Strumentazione sismometrica

La strumentazione sismologica è stata acquistata al termine di una selezione pubblica alla quale sono stati invitati a partecipare i principali costruttori di strumenti. La selezione è stata vinta dalla ditta Guralp Systems Ltd. (http://www.guralp.com), che ha offerto strumentazione di alta qualità completamente rispondente ai requisiti richiesti ad un prezzo competitivo. La selezione è stata bandita nel mese di agosto 2010 e l’aggiudicazione è stata formalizzata il 5 ottobre 2010.
La Tabella 1 descrive la strumentazione sismologica acquistata. I principali componenti della strumentazione sono raffigurati in Figura 1.

Tabella 1 –  Sommario dei principali componenti della strumentazione sismologica della Rete Sismica di Collalto.
Tabella 1 – Sommario dei principali componenti della strumentazione sismologica della Rete Sismica di Collalto. I sensori e l’acquisitore sono visibili in Figura 1.

Figura 1 –  Strumentazione sismologica di marca Guralp utilizzata per la Rete Sismica di Collalto.
Figura 1 – Strumentazione sismologica di marca Guralp utilizzata per la Rete Sismica di Collalto: (a) sismometro a periodo esteso (10 s), mod. CMG-SP1; (b) sismometro broad-band (120 s), mod. CMG-3T; (c) accelerometro CMG-5TC; (d) acquisitore sismico, mod. CMG-DM24S3-EAM.

La consegna degli strumenti, prevista in due lotti, rispettivamente a dicembre 2010 e aprile 2011, è stata effetuata dalla ditta Guralp con molto ritardo. In pratica, una prima parte della strumentazione corrispondente a quattro stazioni è stata consegnata a febbraio 2011.
Va detto che i sismometri scelti sono strumenti di ultima generazione (sismometri force-balance compatti) e i cavi sono speciali, da utilizzo in pozzo.

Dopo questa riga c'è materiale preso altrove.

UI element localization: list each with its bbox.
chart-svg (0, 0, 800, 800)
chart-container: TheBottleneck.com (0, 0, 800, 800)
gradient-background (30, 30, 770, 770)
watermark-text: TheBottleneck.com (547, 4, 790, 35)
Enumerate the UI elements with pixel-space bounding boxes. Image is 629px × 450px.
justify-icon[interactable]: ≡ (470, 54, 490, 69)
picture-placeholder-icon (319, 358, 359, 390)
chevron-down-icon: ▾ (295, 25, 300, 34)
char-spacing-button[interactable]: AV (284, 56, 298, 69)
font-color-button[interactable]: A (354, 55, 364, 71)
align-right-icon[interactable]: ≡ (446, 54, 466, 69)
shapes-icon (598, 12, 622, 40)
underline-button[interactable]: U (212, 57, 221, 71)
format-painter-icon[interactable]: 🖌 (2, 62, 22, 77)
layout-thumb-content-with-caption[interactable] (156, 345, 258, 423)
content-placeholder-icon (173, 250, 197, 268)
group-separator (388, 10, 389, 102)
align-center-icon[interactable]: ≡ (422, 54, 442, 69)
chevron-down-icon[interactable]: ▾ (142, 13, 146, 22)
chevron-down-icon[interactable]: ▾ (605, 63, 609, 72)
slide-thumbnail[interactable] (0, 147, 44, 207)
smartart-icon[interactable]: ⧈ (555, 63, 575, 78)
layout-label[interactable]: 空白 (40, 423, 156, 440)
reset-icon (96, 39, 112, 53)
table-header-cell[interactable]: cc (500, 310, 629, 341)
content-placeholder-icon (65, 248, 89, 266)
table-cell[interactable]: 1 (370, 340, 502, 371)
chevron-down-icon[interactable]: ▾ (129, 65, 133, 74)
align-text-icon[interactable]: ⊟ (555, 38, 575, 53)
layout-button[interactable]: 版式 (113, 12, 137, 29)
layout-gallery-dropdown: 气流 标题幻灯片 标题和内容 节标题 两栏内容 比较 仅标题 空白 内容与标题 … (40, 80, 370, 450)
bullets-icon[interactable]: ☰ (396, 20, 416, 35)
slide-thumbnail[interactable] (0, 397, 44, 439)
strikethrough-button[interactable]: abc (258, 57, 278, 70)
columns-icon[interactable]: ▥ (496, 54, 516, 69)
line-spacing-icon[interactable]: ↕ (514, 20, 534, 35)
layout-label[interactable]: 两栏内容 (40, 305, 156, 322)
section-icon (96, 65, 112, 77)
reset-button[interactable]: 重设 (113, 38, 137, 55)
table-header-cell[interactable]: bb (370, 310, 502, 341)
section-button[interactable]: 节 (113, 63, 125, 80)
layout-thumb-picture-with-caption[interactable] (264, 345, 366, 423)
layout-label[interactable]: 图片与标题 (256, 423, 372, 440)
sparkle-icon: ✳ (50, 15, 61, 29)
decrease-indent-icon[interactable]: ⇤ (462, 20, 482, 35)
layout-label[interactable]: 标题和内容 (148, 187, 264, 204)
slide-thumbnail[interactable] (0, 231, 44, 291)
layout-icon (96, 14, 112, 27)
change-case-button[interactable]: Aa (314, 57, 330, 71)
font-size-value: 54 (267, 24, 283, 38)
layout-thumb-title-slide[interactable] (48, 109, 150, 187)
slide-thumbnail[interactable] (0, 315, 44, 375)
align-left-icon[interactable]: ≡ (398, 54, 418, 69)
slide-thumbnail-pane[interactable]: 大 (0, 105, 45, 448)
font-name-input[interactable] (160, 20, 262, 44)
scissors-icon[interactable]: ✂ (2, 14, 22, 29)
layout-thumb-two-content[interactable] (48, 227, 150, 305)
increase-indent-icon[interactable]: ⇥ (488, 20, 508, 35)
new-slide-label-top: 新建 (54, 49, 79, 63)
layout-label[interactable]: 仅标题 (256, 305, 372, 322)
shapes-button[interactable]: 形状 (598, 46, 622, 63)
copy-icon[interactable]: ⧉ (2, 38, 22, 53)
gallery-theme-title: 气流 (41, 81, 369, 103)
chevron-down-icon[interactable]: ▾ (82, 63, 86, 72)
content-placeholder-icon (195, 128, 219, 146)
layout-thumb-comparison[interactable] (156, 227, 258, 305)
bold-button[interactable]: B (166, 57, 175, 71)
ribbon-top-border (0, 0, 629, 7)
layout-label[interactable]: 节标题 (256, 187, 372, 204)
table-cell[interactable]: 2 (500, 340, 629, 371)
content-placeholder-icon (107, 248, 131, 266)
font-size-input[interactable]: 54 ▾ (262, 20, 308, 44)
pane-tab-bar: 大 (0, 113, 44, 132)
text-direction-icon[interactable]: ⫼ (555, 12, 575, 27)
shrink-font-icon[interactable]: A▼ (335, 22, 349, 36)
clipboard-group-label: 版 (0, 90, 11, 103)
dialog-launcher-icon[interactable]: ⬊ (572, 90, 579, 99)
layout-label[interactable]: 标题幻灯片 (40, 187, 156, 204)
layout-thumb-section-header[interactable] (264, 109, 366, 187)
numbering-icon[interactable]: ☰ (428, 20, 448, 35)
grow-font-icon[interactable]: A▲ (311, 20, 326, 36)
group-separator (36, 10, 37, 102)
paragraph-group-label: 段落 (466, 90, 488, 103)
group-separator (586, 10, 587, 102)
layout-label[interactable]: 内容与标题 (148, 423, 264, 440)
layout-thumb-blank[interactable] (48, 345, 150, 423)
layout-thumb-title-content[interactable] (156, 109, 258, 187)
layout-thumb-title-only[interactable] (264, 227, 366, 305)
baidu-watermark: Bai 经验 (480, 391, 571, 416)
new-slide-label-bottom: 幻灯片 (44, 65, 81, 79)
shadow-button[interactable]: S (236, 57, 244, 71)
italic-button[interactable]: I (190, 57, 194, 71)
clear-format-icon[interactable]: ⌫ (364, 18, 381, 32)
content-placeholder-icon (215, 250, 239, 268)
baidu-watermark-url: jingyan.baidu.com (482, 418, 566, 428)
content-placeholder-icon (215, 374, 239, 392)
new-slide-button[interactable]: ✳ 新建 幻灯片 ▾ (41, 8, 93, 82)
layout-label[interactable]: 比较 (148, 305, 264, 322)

Gran parte della strumentazione installata funziona correttamente. Gli acquisitori e i sensori si comportano in modo impeccabile e rispettano o superano tutte le specifiche di progettazione. Lo stesso dicasi per il corredo software che la accompagna, che consente un elevato livello di configurabilità ed un controllo bidirezionale completo.
Gli acquisitori sono stati configurati in modo da campionare il segnale a 200 Hz, frequenza che si ritiene adatta per monitorare la microsismicità naturale e indotta. Si rammenta che le reti sismologiche usualmente campionano il segnale a circa 100 Hz.
Tuttavia si sono anche riscontrati dei malfunzionamenti. Ad esempio, si sono avuti dei problemi di infiltrazioni d’acqua e ossidazioni presso le giunture dei cavi di connessione. Queste infiltrazioni hanno probabilmente danneggiato alcuni sensori, che, di conseguenza, hanno generato risposte strumentali anomale. I tecnici dell’OGS stanno lavorando in stretto contatto con i tecnici della ditta Guralp per correggere questi difetti e migliorare le caratteristiche della strumentazione.